Expert Panel on Forests for Social and Economic Resilience 2025
Given the increasingly rapid, unpredictable, and unprecedented global changes linked to the twin climate change and biodiversity crises, fostering resilience has become a key policy issue. Many international organizations have adopted resilience strategies across various policy areas aiming to enhance societal capacities for "bouncing back" and adapting in the face of shocks and disturbances.
Regarding forest management and forest landscape restoration, ‘resilience thinking’ has emerged as a new paradigm. However, most of the forest sector research continues to apply the narrower concepts of engineering resilience or ecological resilience, instead of adopting a more holistic socio-ecological resilience approach.
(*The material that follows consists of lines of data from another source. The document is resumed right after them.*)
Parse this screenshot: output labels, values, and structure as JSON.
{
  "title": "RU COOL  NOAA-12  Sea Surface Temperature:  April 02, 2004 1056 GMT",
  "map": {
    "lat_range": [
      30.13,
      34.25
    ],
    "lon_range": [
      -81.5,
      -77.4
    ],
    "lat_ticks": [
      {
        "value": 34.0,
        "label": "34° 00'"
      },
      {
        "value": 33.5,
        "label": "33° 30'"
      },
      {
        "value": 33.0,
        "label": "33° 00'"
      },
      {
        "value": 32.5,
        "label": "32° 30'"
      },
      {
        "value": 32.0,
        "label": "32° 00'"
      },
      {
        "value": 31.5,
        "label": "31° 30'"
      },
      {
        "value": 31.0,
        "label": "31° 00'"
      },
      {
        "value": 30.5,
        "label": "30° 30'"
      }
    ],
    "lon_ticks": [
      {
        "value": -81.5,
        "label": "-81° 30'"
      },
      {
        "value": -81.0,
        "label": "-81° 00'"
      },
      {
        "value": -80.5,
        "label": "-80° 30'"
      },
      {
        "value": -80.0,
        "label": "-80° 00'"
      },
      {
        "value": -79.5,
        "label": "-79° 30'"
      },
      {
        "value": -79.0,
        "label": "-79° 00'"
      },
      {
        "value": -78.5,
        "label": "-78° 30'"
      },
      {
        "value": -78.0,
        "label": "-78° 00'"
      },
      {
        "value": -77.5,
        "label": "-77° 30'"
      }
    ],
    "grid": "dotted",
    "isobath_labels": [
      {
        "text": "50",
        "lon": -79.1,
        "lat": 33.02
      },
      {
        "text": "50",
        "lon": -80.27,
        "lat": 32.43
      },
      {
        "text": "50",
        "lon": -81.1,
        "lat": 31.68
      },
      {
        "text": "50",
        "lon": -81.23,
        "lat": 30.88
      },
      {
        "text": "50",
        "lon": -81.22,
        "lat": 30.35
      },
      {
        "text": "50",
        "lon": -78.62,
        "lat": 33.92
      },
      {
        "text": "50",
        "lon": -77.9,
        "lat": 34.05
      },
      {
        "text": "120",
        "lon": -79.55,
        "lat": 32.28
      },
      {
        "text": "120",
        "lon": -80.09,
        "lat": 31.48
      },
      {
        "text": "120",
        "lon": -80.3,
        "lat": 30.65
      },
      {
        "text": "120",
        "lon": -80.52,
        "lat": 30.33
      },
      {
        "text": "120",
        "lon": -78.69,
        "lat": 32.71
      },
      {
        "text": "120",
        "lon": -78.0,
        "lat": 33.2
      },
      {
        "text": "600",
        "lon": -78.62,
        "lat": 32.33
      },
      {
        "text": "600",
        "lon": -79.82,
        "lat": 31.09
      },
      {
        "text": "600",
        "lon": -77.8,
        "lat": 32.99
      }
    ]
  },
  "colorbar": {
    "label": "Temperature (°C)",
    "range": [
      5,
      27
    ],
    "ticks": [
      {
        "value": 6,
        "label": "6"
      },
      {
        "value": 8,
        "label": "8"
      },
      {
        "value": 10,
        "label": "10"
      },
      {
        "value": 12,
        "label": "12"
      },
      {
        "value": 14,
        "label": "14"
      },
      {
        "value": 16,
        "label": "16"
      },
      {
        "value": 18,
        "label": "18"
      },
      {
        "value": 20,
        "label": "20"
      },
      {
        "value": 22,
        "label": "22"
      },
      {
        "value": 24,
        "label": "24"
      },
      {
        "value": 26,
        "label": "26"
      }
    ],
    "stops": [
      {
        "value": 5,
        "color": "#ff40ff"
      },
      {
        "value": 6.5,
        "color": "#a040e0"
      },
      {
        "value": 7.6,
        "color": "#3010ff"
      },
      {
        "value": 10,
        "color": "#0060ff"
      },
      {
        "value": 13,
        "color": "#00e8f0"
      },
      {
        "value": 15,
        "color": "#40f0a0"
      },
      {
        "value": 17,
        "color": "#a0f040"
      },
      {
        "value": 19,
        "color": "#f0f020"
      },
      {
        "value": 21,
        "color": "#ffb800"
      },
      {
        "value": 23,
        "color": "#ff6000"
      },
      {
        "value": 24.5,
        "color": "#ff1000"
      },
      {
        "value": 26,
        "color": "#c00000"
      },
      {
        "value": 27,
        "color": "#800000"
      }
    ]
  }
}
Several studies have emphasized the important role of forests and trees in contributing to social and economic resilience by, for example, acting as safety nets in times of emergency, as sources of employment and of essential products, as providers of possibilities for income diversification, as protection to settlements by reducing the risk of floods and other extreme weather events, or as spaces for physical and mental health enhancing personal resilience.
Given the multi-dimensional relationships between forests and social and economic resilience, and the cross-sectoral nature of the topic, a thorough scientific assessment of these relationships is needed. Such an assessment will provide a solid contribution to current and upcoming global discussions and platforms, and will support integrated, holistic, and effective policy responses. To this end, IUFRO has initiated a new global scientific assessment on forests for social and economic resilience in the frame of the CPF’s Global Forest Expert Panels (GFEP) initiative.